The first error, i’m assuming, is because you hadn’t loaded the show_csv function into memory yet. Can you try executing the cell with the show_csv definition and then running the code again?

TanushGoel commented 4 years ago

You can always download it in one line via a "wget" shell command. Then use pandas to parse and head the file.

Screen Shot 2020-07-05 at 5 35 28 AM
jainayush007 commented 4 years ago

@TanushGoel - Thanks for the tip! Are there any intrinsic benefits(memory?, storage?) of loading in pandas. I believe it loads the file in google colab vm which shouldn't impact my 15gb storage limit?
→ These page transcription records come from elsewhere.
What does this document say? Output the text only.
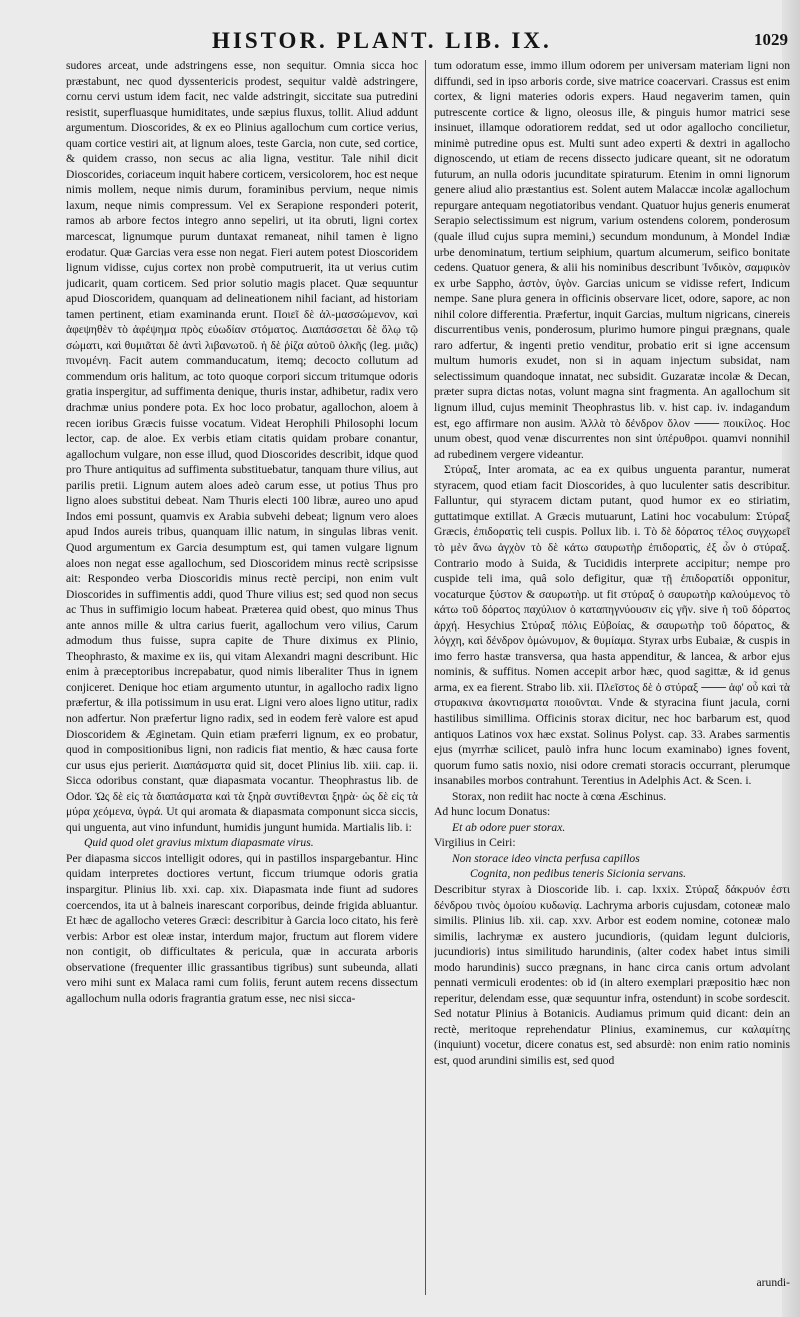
HISTOR. PLANT. LIB. IX.	1029

sudores arceat, unde adstringens esse, non sequitur. Omnia sicca hoc præstabunt, nec quod dyssentericis prodest, sequitur valdè adstringere, cornu cervi ustum idem facit, nec valde adstringit, siccitate sua putredini resistit, superfluasque humiditates, unde sæpius fluxus, tollit. Aliud addunt argumentum. Dioscorides, & ex eo Plinius agallochum cum cortice verius, quam cortice vestiri ait, at lignum aloes, teste Garcia, non cute, sed cortice, & quidem crasso, non secus ac alia ligna, vestitur. Tale nihil dicit Dioscorides, coriaceum inquit habere corticem, versicolorem, hoc est neque nimis mollem, neque nimis durum, foraminibus pervium, neque nimis laxum, neque nimis compressum. Vel ex Serapione responderi poterit, ramos ab arbore fectos integro anno sepeliri, ut ita obruti, ligni cortex marcescat, lignumque purum duntaxat remaneat, nihil tamen è ligno erodatur. Quæ Garcias vera esse non negat. Fieri autem potest Dioscoridem lignum vidisse, cujus cortex non probè computruerit, ita ut verius cutim judicarit, quam corticem. Sed prior solutio magis placet. Quæ sequuntur apud Dioscoridem, quanquam ad delineationem nihil faciant, ad historiam tamen pertinent, etiam examinanda erunt. Ποιεῖ δὲ ἀλ-μασσώμενον, καὶ ἀφεψηθὲν τὸ ἀφέψημα πρὸς εὐωδίαν στόματος. Διαπάσσεται δὲ ὅλῳ τῷ σώματι, καὶ θυμιᾶται δὲ ἀντὶ λιβανωτοῦ. ἡ δὲ ῥίζα αὐτοῦ ὁλκῆς (leg. μιᾶς) πινομένη. Facit autem commanducatum, itemq; decocto collutum ad commendum oris halitum, ac toto quoque corpori siccum tritumque odoris gratia inspergitur, ad suffimenta denique, thuris instar, adhibetur, radix vero drachmæ unius pondere pota. Ex hoc loco probatur, agallochon, aloem à recen ioribus Græcis fuisse vocatum. Videat Herophili Philosophi locum lector, cap. de aloe. Ex verbis etiam citatis quidam probare conantur, agallochum vulgare, non esse illud, quod Dioscorides describit, idque quod pro Thure antiquitus ad suffimenta substituebatur, tanquam thure vilius, aut parilis pretii. Lignum autem aloes adeò carum esse, ut potius Thus pro ligno aloes substitui debeat. Nam Thuris electi 100 libræ, aureo uno apud Indos emi possunt, quamvis ex Arabia subvehi debeat; lignum vero aloes apud Indos aureis tribus, quanquam illic natum, in singulas libras venit. Quod argumentum ex Garcia desumptum est, qui tamen vulgare lignum aloes non negat esse agallochum, sed Dioscoridem minus rectè scripsisse ait: Respondeo verba Dioscoridis minus rectè percipi, non enim vult Dioscorides in suffimentis addi, quod Thure vilius est; sed quod non secus ac Thus in suffimigio locum habeat. Præterea quid obest, quo minus Thus ante annos mille & ultra carius fuerit, agallochum vero vilius, Carum admodum thus fuisse, supra capite de Thure diximus ex Plinio, Theophrasto, & maxime ex iis, qui vitam Alexandri magni describunt. Hic enim à præceptoribus increpabatur, quod nimis liberaliter Thus in ignem conjiceret. Denique hoc etiam argumento utuntur, in agallocho radix ligno præfertur, & illa potissimum in usu erat. Ligni vero aloes ligno utitur, radix non adfertur. Non præfertur ligno radix, sed in eodem ferè valore est apud Dioscoridem & Æginetam. Quin etiam præferri lignum, ex eo probatur, quod in compositionibus ligni, non radicis fiat mentio, & hæc causa forte cur usus ejus perierit. Διαπάσματα quid sit, docet Plinius lib. xiii. cap. ii. Sicca odoribus constant, quæ diapasmata vocantur. Theophrastus lib. de Odor. Ὡς δὲ εἰς τὰ διαπάσματα καὶ τὰ ξηρὰ συντίθενται ξηρὰ· ὡς δὲ εἰς τὰ μύρα χεόμενα, ὑγρά. Ut qui aromata & diapasmata componunt sicca siccis, qui unguenta, aut vino infundunt, humidis jungunt humida. Martialis lib. i:

Quid quod olet gravius mixtum diapasmate virus.

Per diapasma siccos intelligit odores, qui in pastillos inspargebantur. Hinc quidam interpretes doctiores vertunt, ficcum triumque odoris gratia inspargitur. Plinius lib. xxi. cap. xix. Diapasmata inde fiunt ad sudores coercendos, ita ut à balneis inarescant corporibus, deinde frigida abluantur. Et hæc de agallocho veteres Græci: describitur à Garcia loco citato, his ferè verbis: Arbor est oleæ instar, interdum major, fructum aut florem videre non contigit, ob difficultates & pericula, quæ in accurata arboris observatione (frequenter illic grassantibus tigribus) sunt subeunda, allati vero mihi sunt ex Malaca rami cum foliis, ferunt autem recens dissectum agallochum nulla odoris fragrantia gratum esse, nec nisi sicca-

tum odoratum esse, immo illum odorem per universam materiam ligni non diffundi, sed in ipso arboris corde, sive matrice coacervari. Crassus est enim cortex, & ligni materies odoris expers. Haud negaverim tamen, quin putrescente cortice & ligno, oleosus ille, & pinguis humor matrici sese insinuet, illamque odoratiorem reddat, sed ut odor agallocho concilietur, minimè putredine opus est. Multi sunt adeo experti & dextri in agallocho dignoscendo, ut etiam de recens dissecto judicare queant, sit ne odoratum futurum, an nulla odoris jucunditate spiraturum. Etenim in omni lignorum genere aliud alio præstantius est. Solent autem Malaccæ incolæ agallochum repurgare antequam negotiatoribus vendant. Quatuor hujus generis enumerat Serapio selectissimum est nigrum, varium ostendens colorem, ponderosum (quale illud cujus supra memini,) secundum mondunum, à Mondel Indiæ urbe denominatum, tertium seiphium, quartum alcumerum, seifico bonitate cedens. Quatuor genera, & alii his nominibus describunt Ἰνδικὸν, σαμφικὸν ex urbe Sappho, ἀστὸν, ὑγὸν. Garcias unicum se vidisse refert, Indicum nempe. Sane plura genera in officinis observare licet, odore, sapore, ac non nihil colore differentia. Præfertur, inquit Garcias, multum nigricans, cinereis discurrentibus venis, ponderosum, plurimo humore pingui prægnans, quale raro adfertur, & ingenti pretio venditur, probatio erit si igne accensum multum humoris exudet, non si in aquam injectum subsidat, nam selectissimum quandoque innatat, nec subsidit. Guzaratæ incolæ & Decan, præter supra dictas notas, volunt magna sint fragmenta. An agallochum sit lignum illud, cujus meminit Theophrastus lib. v. hist cap. iv. indagandum est, ego affirmare non ausim. Ἀλλὰ τὸ δένδρον ὅλον ─── ποικίλος. Hoc unum obest, quod venæ discurrentes non sint ὑπέρυθροι. quamvi nonnihil ad rubedinem vergere videantur.

Στύραξ, Inter aromata, ac ea ex quibus unguenta parantur, numerat styracem, quod etiam facit Dioscorides, à quo luculenter satis describitur. Falluntur, qui styracem dictam putant, quod humor ex eo stiriatim, guttatimque extillat. A Græcis mutuarunt, Latini hoc vocabulum: Στύραξ Græcis, ἐπιδορατὶς teli cuspis. Pollux lib. i. Τὸ δὲ δόρατος τέλος συγχωρεῖ τὸ μὲν ἄνω ἀγχὸν τὸ δὲ κάτω σαυρωτὴρ ἐπιδορατὶς, ἐξ ὧν ὁ στύραξ. Contrario modo à Suida, & Tucididis interprete accipitur; nempe pro cuspide teli ima, quâ solo defigitur, quæ τῇ ἐπιδορατίδι opponitur, vocaturque ξύστον & σαυρωτὴρ. ut fit στύραξ ὁ σαυρωτὴρ καλούμενος τὸ κάτω τοῦ δόρατος παχύλιον ὁ καταπηγνύουσιν εἰς γῆν. sive ἡ τοῦ δόρατος ἀρχή. Hesychius Στύραξ πόλις Εὐβοίας, & σαυρωτὴρ τοῦ δόρατος, & λόγχη, καὶ δένδρον ὁμώνυμον, & θυμίαμα. Styrax urbs Eubaiæ, & cuspis in imo ferro hastæ transversa, qua hasta appenditur, & lancea, & arbor ejus nominis, & suffitus. Nomen accepit arbor hæc, quod sagittæ, & id genus arma, ex ea fierent. Strabo lib. xii. Πλεῖστος δὲ ὁ στύραξ ─── ἀφ' οὗ καὶ τὰ στυρακινα ἀκοντισματα ποιοῦνται. Vnde & styracina fiunt jacula, corni hastilibus simillima. Officinis storax dicitur, nec hoc barbarum est, quod antiquos Latinos vox hæc exstat. Solinus Polyst. cap. 33. Arabes sarmentis ejus (myrrhæ scilicet, paulò infra hunc locum examinabo) ignes fovent, quorum fumo satis noxio, nisi odore cremati storacis occurrant, plerumque insanabiles morbos contrahunt. Terentius in Adelphis Act. & Scen. i.

Storax, non rediit hac nocte à cœna Æschinus.

Ad hunc locum Donatus:

Et ab odore puer storax.

Virgilius in Ceiri:

Non storace ideo vincta perfusa capillos

Cognita, non pedibus teneris Sicionia servans.

Describitur styrax à Dioscoride lib. i. cap. lxxix. Στύραξ δάκρυόν ἐστι δένδρου τινὸς ὁμοίου κυδωνίᾳ. Lachryma arboris cujusdam, cotoneæ malo similis. Plinius lib. xii. cap. xxv. Arbor est eodem nomine, cotoneæ malo similis, lachrymæ ex austero jucundioris, (quidam legunt dulcioris, jucundioris) intus similitudo harundinis, (alter codex habet intus simili modo harundinis) succo prægnans, in hanc circa canis ortum advolant pennati vermiculi erodentes: ob id (in altero exemplari præpositio hæc non reperitur, delendam esse, quæ sequuntur infra, ostendunt) in scobe sordescit. Sed notatur Plinius à Botanicis. Audiamus primum quid dicant: dein an rectè, meritoque reprehendatur Plinius, examinemus, cur καλαμίτης (inquiunt) vocetur, dicere conatus est, sed absurdè: non enim ratio nominis est, quod arundini similis est, sed quod

arundi-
@aschonfeld - You were right! I missed loading the function. Is there a way to avoid loading the function?


Am wondering what could have happened earlier, that it didn't load. I check the !pip freeze and all libraries are exactly same as yesterday

aschonfeld commented 4 years ago

So the show_csv function I gave you was just so I could show you what code was being executed under the hood of D-Tale. If you use d = dtale.show_csv(path=url) it should do the same thing.

So the only thing I can think of is that something with google colab doesn't like when it tries to return the D-Tale instance directly which was why I told you to store it in a variable d and then pull the url for viewing using _main_url.

That being said, I was able to view it fine in my google colab notebook without storing my instance in a variable. So the only thing I can think of that is causing the issue is that you have spark installed in your notebook and I don't. I know spark does some special stuff to environments using java so there has to be something to that...

I don't think there is any intrinsic benefits to loading pandas other than the fact that D-Tale is built for pandas data structures (think of my earlier post where I showed the exception from trying to pass a koalas dataframe directly). I don't have a ton of knowledge about the memory management of spark so maybe you'd get some benefit there 🤔

jainayush007 commented 4 years ago

Thanks for your help! Closing the issue.

jainayush007 commented 4 years ago

seems like the d._main_url isn't functional anymore. I probably wont need it since I can see the link is generated but wanted to bring to your attention.

jainayush007 commented 4 years ago

And the dtale webpage doesnt open with the given link!

aschonfeld commented 4 years ago

Hmm, still seems to work for me

jainayush007 commented 4 years ago

I think if you run it twice, it changes to an incorrect URL.

Also, the _main_url seems to be non working.